A property is used like a variable.


temp_fahrenheit ← 70;

The meaning of this single statement changes when some additional code is prepended.


<Real> temp_celsius;
temp_fahrenheit = temp_celsius * 9/5 + 32; //make an equality constraint

temp_fahrenheit ← 70; //assigns 190/9 to temp_celsius;


Angle := type {
	<Double> radians;
	degrees = radians / Math.pi * 180;

Angle right;
right.degrees ← 90;
rint(right.radians); //prints 1.5707963268

Each time a value is read from or written to a property additional processing occurs.

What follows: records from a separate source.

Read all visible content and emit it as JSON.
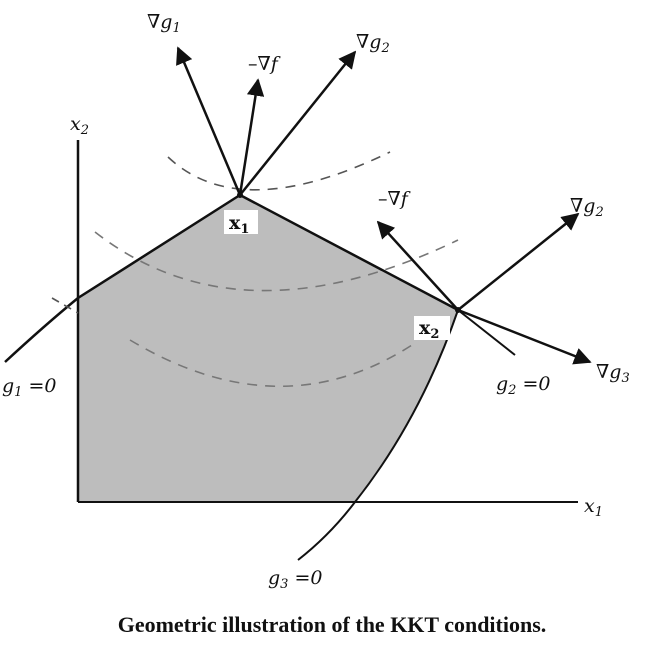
{
  "axes": {
    "x_label": "x",
    "x_sub": "1",
    "y_label": "x",
    "y_sub": "2"
  },
  "constraints": [
    {
      "name": "g",
      "sub": "1",
      "rhs": " =0"
    },
    {
      "name": "g",
      "sub": "2",
      "rhs": " =0"
    },
    {
      "name": "g",
      "sub": "3",
      "rhs": " =0"
    }
  ],
  "points": [
    {
      "name": "x",
      "sub": "1"
    },
    {
      "name": "x",
      "sub": "2"
    }
  ],
  "vectors": {
    "grad_g1_at_x1": {
      "sym": "∇",
      "name": "g",
      "sub": "1"
    },
    "neg_grad_f_at_x1": {
      "sym": "–∇",
      "name": "f",
      "sub": ""
    },
    "grad_g2_at_x1": {
      "sym": "∇",
      "name": "g",
      "sub": "2"
    },
    "neg_grad_f_at_x2": {
      "sym": "–∇",
      "name": "f",
      "sub": ""
    },
    "grad_g2_at_x2": {
      "sym": "∇",
      "name": "g",
      "sub": "2"
    },
    "grad_g3_at_x2": {
      "sym": "∇",
      "name": "g",
      "sub": "3"
    }
  },
  "colors": {
    "feasible_fill": "#bdbdbd",
    "ink": "#111111",
    "contour": "#555555"
  },
  "caption": "Geometric illustration of the KKT conditions."
}
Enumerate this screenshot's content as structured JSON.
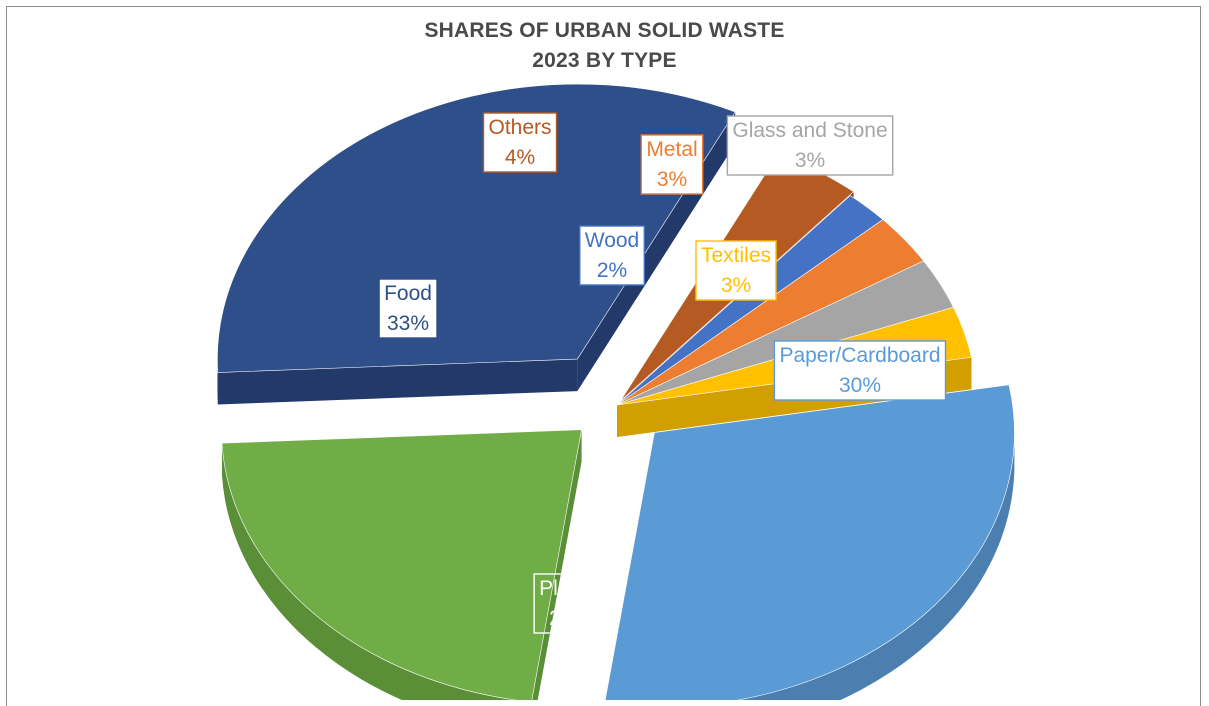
{
  "chart_data": {
    "type": "pie",
    "title_line1": "SHARES OF URBAN SOLID WASTE",
    "title_line2": "2023 BY TYPE",
    "unit": "%",
    "slices": [
      {
        "name": "Paper/Cardboard",
        "value": 30,
        "label": "30%",
        "color": "#5b9bd5",
        "side": "#4a7fb0",
        "text_color": "#5b9bd5"
      },
      {
        "name": "Plastic",
        "value": 22,
        "label": "22%",
        "color": "#70ad47",
        "side": "#5a8f38",
        "text_color": "#ffffff"
      },
      {
        "name": "Food",
        "value": 33,
        "label": "33%",
        "color": "#2f4f8a",
        "side": "#22396a",
        "text_color": "#2f4f8a"
      },
      {
        "name": "Others",
        "value": 4,
        "label": "4%",
        "color": "#b55a22",
        "side": "#8a431a",
        "text_color": "#b55a22"
      },
      {
        "name": "Wood",
        "value": 2,
        "label": "2%",
        "color": "#4472c4",
        "side": "#345a9c",
        "text_color": "#4472c4"
      },
      {
        "name": "Metal",
        "value": 3,
        "label": "3%",
        "color": "#ed7d31",
        "side": "#c46526",
        "text_color": "#ed7d31"
      },
      {
        "name": "Glass and Stone",
        "value": 3,
        "label": "3%",
        "color": "#a5a5a5",
        "side": "#858585",
        "text_color": "#a5a5a5"
      },
      {
        "name": "Textiles",
        "value": 3,
        "label": "3%",
        "color": "#ffc000",
        "side": "#d29f00",
        "text_color": "#ffc000"
      }
    ]
  }
}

Under-constrained properties are read only:


Rectangle := type {
	<Real> left;
	<Real> top;
	<Real> width;
	<Real> height;
	right = left + width; //read only property
	bottom = top + height; //read only property

The examples above represent the first class of properties, pure properties, which are modeled as relations. The second class, imperative properties, are built from get and set accessors, which resemble functions:


<String> saved_username := { 
	get := { return File.read_text("username.txt"); }, 
	set := { File.write_text("username.txt", value); }

Each time an imperative property is accessed (read from or written to) control passes to the get or set accessor functions (respectively) rather than accessing a memory location. Access is transparent to the calling program. Get and set accessors execute within their defining execution context. The space within the outermost curly braces { } also permits the definition of additional symbols, such as hidden value storage or helper functions which are not accessible from outside the property's scope. The presence of the get or set keywords in a statement scope causes that scope to be interpreted as a property.


<Double> clamped := {
	<Double> v;
	get := { return v; }
	set := { v ← value < 0 ? 0 : value > 1 ? 1 : value; }

† dependency injection (and other late binding) is limited when the target binary is stripped. This may be considered a security feature and/or a design flaw.